Résultat : pour connaître les pays les plus susceptibles de suivre l’exemple de la Tunisie et de l’Égypte, il est conseillé de rechercher ceux qui ont le plus souffert des prix élevés du blé cette année. Selon le Globe and Mail, la Jordanie, l’Algérie, le Maroc et le Yemen s’en inquiètent au point d’avoir commencé, ces dernières semaines, à acheter de grosses réserves de blé, dans le but d’essayer de contrôler une éventuelle escalade des prix. Les Jordaniens sont également descendus dans la rue dès la mi-janvier pour protester contre la hausse du prix des aliments.

Un de ces « prophètes » avait été l’économiste égyptien Hamdi Abdel-Azim, qui avait déclaré en novembre :

Si la hausse des prix des aliments persiste, il y aura une explosion de colère populaire contre le gouvernement.

Le gouvernement égyptien avait pourtant cru voir venir le coup. Après les émeutes de la faim en 2008, il avait institué des subventions à l’achat de pain et des cartes de rationnement. Ces mesures n’ont pas empêché les prix de grimper à nouveau —et avec les émeutes de la dernière semaine, qui ralentissent l’approvisionnement des magasins, c’est la rareté qui commence à prendre place.

Des prix à un niveau record

L’Organisation des Nations Unies pour l’agriculture et l’alimentation (FAO) avait elle aussi vu venir le coup, rappelle le Scientific American.
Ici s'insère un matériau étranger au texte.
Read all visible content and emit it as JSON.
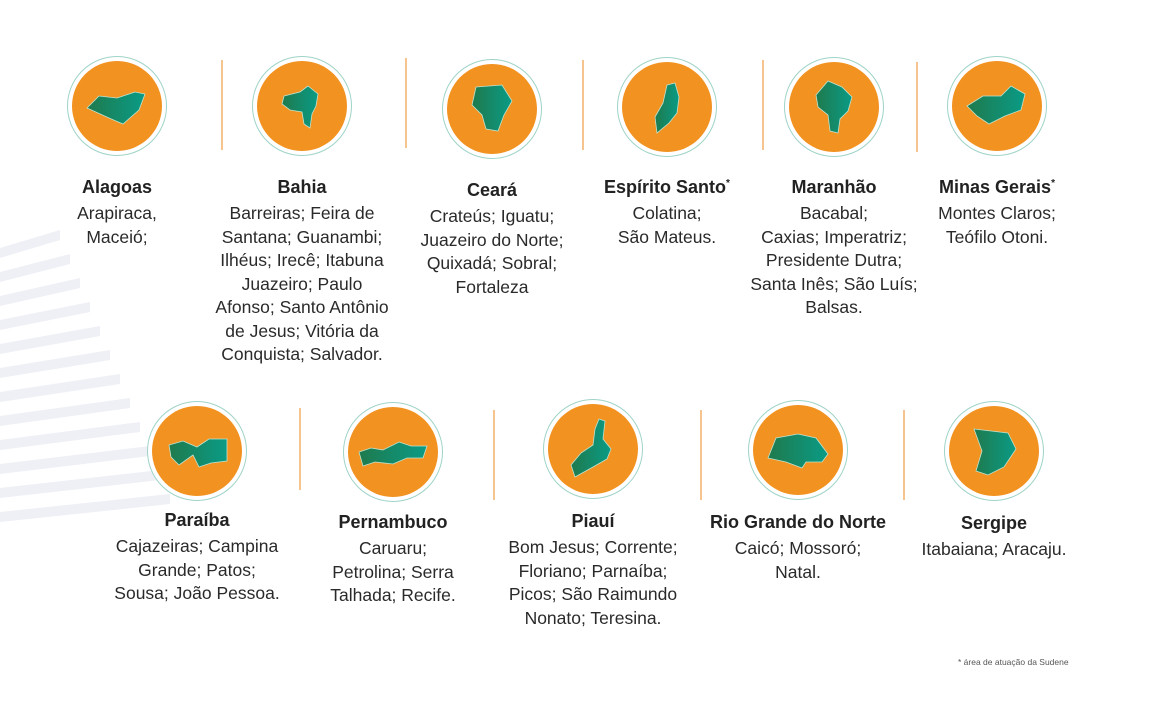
{
  "colors": {
    "orange": "#f29220",
    "green_dark": "#1f7a4d",
    "green_light": "#0a9b86",
    "ring": "#9fd3c7"
  },
  "states": [
    {
      "name": "Alagoas",
      "star": "",
      "icon": "alagoas-map-icon",
      "lines": [
        "Arapiraca,",
        "Maceió;"
      ]
    },
    {
      "name": "Bahia",
      "star": "",
      "icon": "bahia-map-icon",
      "lines": [
        "Barreiras; Feira de",
        "Santana; Guanambi;",
        "Ilhéus; Irecê; Itabuna",
        "Juazeiro; Paulo",
        "Afonso; Santo Antônio",
        "de Jesus; Vitória da",
        "Conquista; Salvador."
      ]
    },
    {
      "name": "Ceará",
      "star": "",
      "icon": "ceara-map-icon",
      "lines": [
        "Crateús; Iguatu;",
        "Juazeiro do Norte;",
        "Quixadá; Sobral;",
        "Fortaleza"
      ]
    },
    {
      "name": "Espírito Santo",
      "star": "*",
      "icon": "espirito-santo-map-icon",
      "lines": [
        "Colatina;",
        "São Mateus."
      ]
    },
    {
      "name": "Maranhão",
      "star": "",
      "icon": "maranhao-map-icon",
      "lines": [
        "Bacabal;",
        "Caxias; Imperatriz;",
        "Presidente Dutra;",
        "Santa Inês; São Luís;",
        "Balsas."
      ]
    },
    {
      "name": "Minas Gerais",
      "star": "*",
      "icon": "minas-gerais-map-icon",
      "lines": [
        "Montes Claros;",
        "Teófilo Otoni."
      ]
    },
    {
      "name": "Paraíba",
      "star": "",
      "icon": "paraiba-map-icon",
      "lines": [
        "Cajazeiras; Campina",
        "Grande; Patos;",
        "Sousa; João Pessoa."
      ]
    },
    {
      "name": "Pernambuco",
      "star": "",
      "icon": "pernambuco-map-icon",
      "lines": [
        "Caruaru;",
        "Petrolina; Serra",
        "Talhada; Recife."
      ]
    },
    {
      "name": "Piauí",
      "star": "",
      "icon": "piaui-map-icon",
      "lines": [
        "Bom Jesus; Corrente;",
        "Floriano; Parnaíba;",
        "Picos; São Raimundo",
        "Nonato; Teresina."
      ]
    },
    {
      "name": "Rio Grande do Norte",
      "star": "",
      "icon": "rio-grande-do-norte-map-icon",
      "lines": [
        "Caicó; Mossoró;",
        "Natal."
      ]
    },
    {
      "name": "Sergipe",
      "star": "",
      "icon": "sergipe-map-icon",
      "lines": [
        "Itabaiana; Aracaju."
      ]
    }
  ],
  "footnote": "* área de atuação da Sudene"
}
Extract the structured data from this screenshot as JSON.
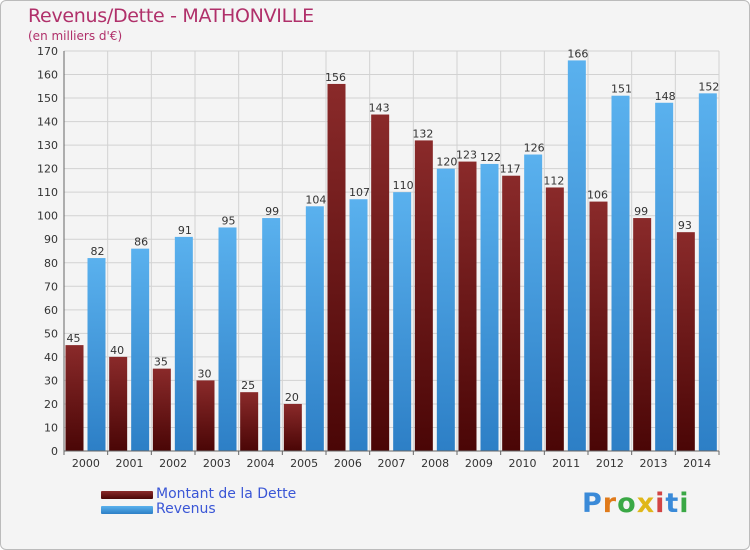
{
  "header": {
    "title": "Revenus/Dette - MATHONVILLE",
    "subtitle": "(en milliers d'€)"
  },
  "legend": {
    "items": [
      {
        "label": "Montant de la Dette",
        "color": "#6b1a1a"
      },
      {
        "label": "Revenus",
        "color": "#4ea6e6"
      }
    ]
  },
  "logo": {
    "text": "Proxiti"
  },
  "colors": {
    "title": "#b0306a",
    "legend_text": "#3a56d6",
    "background": "#f4f4f4"
  },
  "chart_data": {
    "type": "bar",
    "categories": [
      "2000",
      "2001",
      "2002",
      "2003",
      "2004",
      "2005",
      "2006",
      "2007",
      "2008",
      "2009",
      "2010",
      "2011",
      "2012",
      "2013",
      "2014"
    ],
    "series": [
      {
        "name": "Montant de la Dette",
        "values": [
          45,
          40,
          35,
          30,
          25,
          20,
          156,
          143,
          132,
          123,
          117,
          112,
          106,
          99,
          93
        ]
      },
      {
        "name": "Revenus",
        "values": [
          82,
          86,
          91,
          95,
          99,
          104,
          107,
          110,
          120,
          122,
          126,
          166,
          151,
          148,
          152
        ]
      }
    ],
    "ylim": [
      0,
      170
    ],
    "yticks": [
      0,
      10,
      20,
      30,
      40,
      50,
      60,
      70,
      80,
      90,
      100,
      110,
      120,
      130,
      140,
      150,
      160,
      170
    ],
    "grid": true,
    "legend_position": "bottom-left"
  }
}
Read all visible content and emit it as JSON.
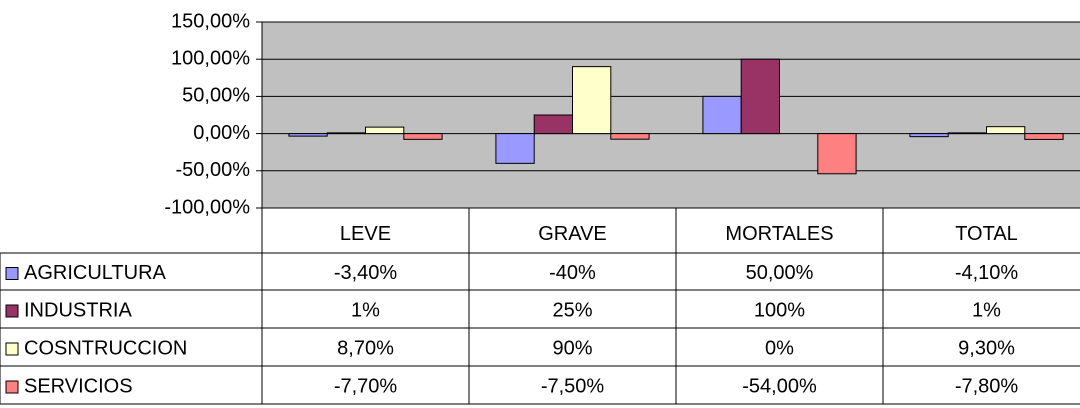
{
  "chart_data": {
    "type": "bar",
    "categories": [
      "LEVE",
      "GRAVE",
      "MORTALES",
      "TOTAL"
    ],
    "series": [
      {
        "name": "AGRICULTURA",
        "color": "#9999ff",
        "values": [
          -3.4,
          -40,
          50,
          -4.1
        ],
        "value_labels": [
          "-3,40%",
          "-40%",
          "50,00%",
          "-4,10%"
        ]
      },
      {
        "name": "INDUSTRIA",
        "color": "#993366",
        "values": [
          1,
          25,
          100,
          1
        ],
        "value_labels": [
          "1%",
          "25%",
          "100%",
          "1%"
        ]
      },
      {
        "name": "COSNTRUCCION",
        "color": "#ffffcc",
        "values": [
          8.7,
          90,
          0,
          9.3
        ],
        "value_labels": [
          "8,70%",
          "90%",
          "0%",
          "9,30%"
        ]
      },
      {
        "name": "SERVICIOS",
        "color": "#ff8080",
        "values": [
          -7.7,
          -7.5,
          -54,
          -7.8
        ],
        "value_labels": [
          "-7,70%",
          "-7,50%",
          "-54,00%",
          "-7,80%"
        ]
      }
    ],
    "ylim": [
      -100,
      150
    ],
    "yticks": [
      {
        "value": -100,
        "label": "-100,00%"
      },
      {
        "value": -50,
        "label": "-50,00%"
      },
      {
        "value": 0,
        "label": "0,00%"
      },
      {
        "value": 50,
        "label": "50,00%"
      },
      {
        "value": 100,
        "label": "100,00%"
      },
      {
        "value": 150,
        "label": "150,00%"
      }
    ],
    "grid": true
  }
}
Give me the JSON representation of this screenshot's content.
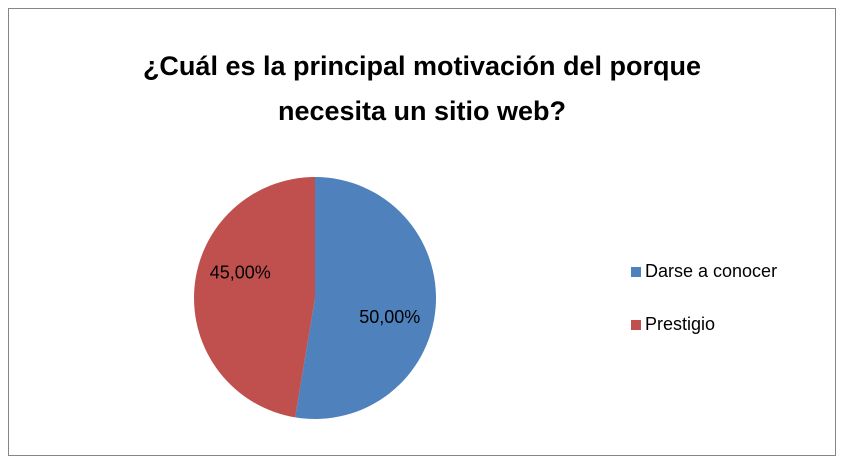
{
  "chart_data": {
    "type": "pie",
    "title": "¿Cuál es la principal motivación del porque necesita un sitio web?",
    "categories": [
      "Darse a conocer",
      "Prestigio"
    ],
    "values": [
      50,
      45
    ],
    "value_labels": [
      "50,00%",
      "45,00%"
    ],
    "colors": [
      "#4f81bd",
      "#c0504d"
    ],
    "legend": "right"
  }
}
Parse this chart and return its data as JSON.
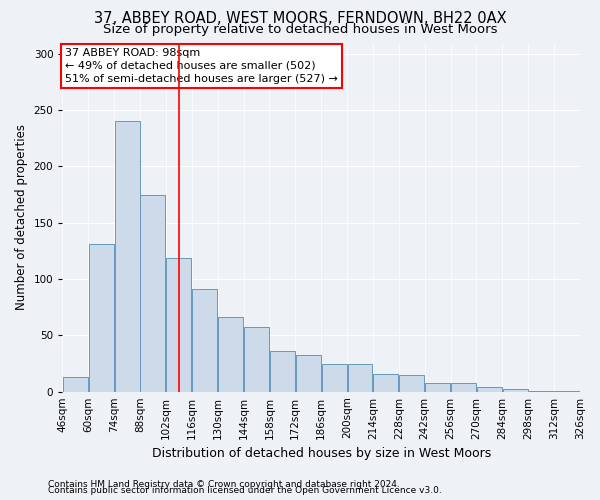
{
  "title_line1": "37, ABBEY ROAD, WEST MOORS, FERNDOWN, BH22 0AX",
  "title_line2": "Size of property relative to detached houses in West Moors",
  "xlabel": "Distribution of detached houses by size in West Moors",
  "ylabel": "Number of detached properties",
  "footnote1": "Contains HM Land Registry data © Crown copyright and database right 2024.",
  "footnote2": "Contains public sector information licensed under the Open Government Licence v3.0.",
  "annotation_title": "37 ABBEY ROAD: 98sqm",
  "annotation_line2": "← 49% of detached houses are smaller (502)",
  "annotation_line3": "51% of semi-detached houses are larger (527) →",
  "bin_starts": [
    46,
    60,
    74,
    88,
    102,
    116,
    130,
    144,
    158,
    172,
    186,
    200,
    214,
    228,
    242,
    256,
    270,
    284,
    298,
    312
  ],
  "bar_heights": [
    13,
    131,
    240,
    175,
    119,
    91,
    66,
    57,
    36,
    33,
    25,
    25,
    16,
    15,
    8,
    8,
    4,
    2,
    1,
    1
  ],
  "bin_width": 14,
  "bar_color": "#cddaea",
  "bar_edge_color": "#6699bb",
  "vline_color": "red",
  "vline_x": 102,
  "ylim": [
    0,
    310
  ],
  "yticks": [
    0,
    50,
    100,
    150,
    200,
    250,
    300
  ],
  "background_color": "#eef2f7",
  "grid_color": "#ffffff",
  "title_fontsize": 10.5,
  "subtitle_fontsize": 9.5,
  "ylabel_fontsize": 8.5,
  "xlabel_fontsize": 9,
  "tick_fontsize": 7.5,
  "annot_fontsize": 8,
  "footnote_fontsize": 6.5
}
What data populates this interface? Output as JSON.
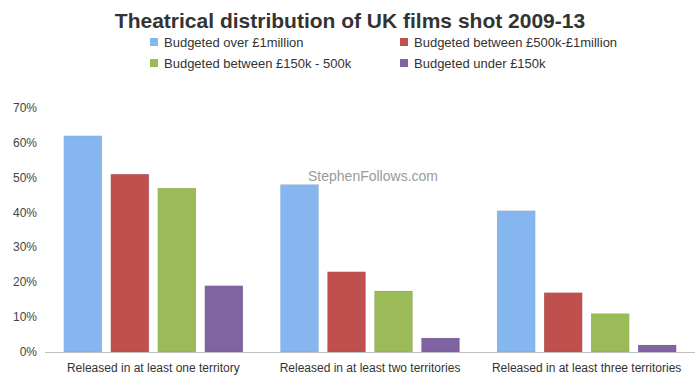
{
  "chart_data": {
    "type": "bar",
    "title": "Theatrical distribution of UK films shot 2009-13",
    "categories": [
      "Released in at least one territory",
      "Released in at least two territories",
      "Released in at least three territories"
    ],
    "series": [
      {
        "name": "Budgeted over £1million",
        "color": "#86b6ef",
        "values": [
          62,
          48,
          40.5
        ]
      },
      {
        "name": "Budgeted between £500k-£1million",
        "color": "#c0504d",
        "values": [
          51,
          23,
          17
        ]
      },
      {
        "name": "Budgeted between £150k - 500k",
        "color": "#9bbb59",
        "values": [
          47,
          17.5,
          11
        ]
      },
      {
        "name": "Budgeted under £150k",
        "color": "#8064a2",
        "values": [
          19,
          4,
          2
        ]
      }
    ],
    "ylim": [
      0,
      70
    ],
    "yticks": [
      {
        "value": 0,
        "label": "0%"
      },
      {
        "value": 10,
        "label": "10%"
      },
      {
        "value": 20,
        "label": "20%"
      },
      {
        "value": 30,
        "label": "30%"
      },
      {
        "value": 40,
        "label": "40%"
      },
      {
        "value": 50,
        "label": "50%"
      },
      {
        "value": 60,
        "label": "60%"
      },
      {
        "value": 70,
        "label": "70%"
      }
    ],
    "grid": false,
    "legend": "top",
    "annotations": [
      "StephenFollows.com"
    ]
  }
}
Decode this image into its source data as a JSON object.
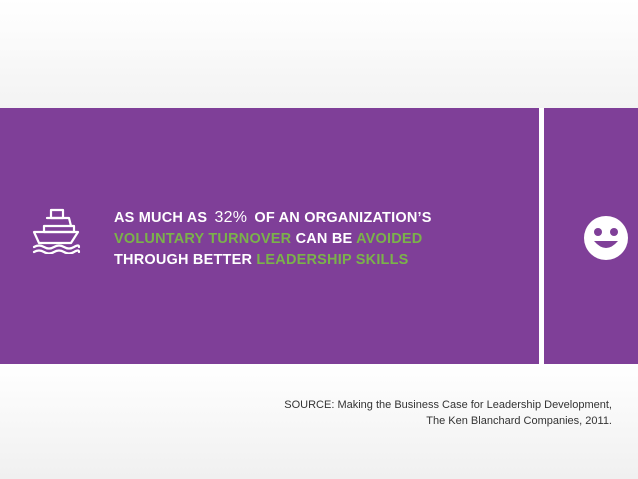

Son guide des politiques en matière d’alimentation publié après les émeutes de la faim de 2008 —et remis à jour la semaine dernière— « déconseille de prendre des mesures qui pourraient sembler utiles à court terme mais auraient un impact néfaste à long terme » :

Restreindre les exportations, par exemple, une mesure appliquée par certains pays producteurs de surplus, a exacerbé le marché des prix alimentaires mondiaux pendant la crise de 2007-2008. La FAO déconseille fortement de telles mesures, parce qu’elles provoquent davantage d’incertitudes et de perturbations des marchés mondiaux, et poussent les prix à la hausse.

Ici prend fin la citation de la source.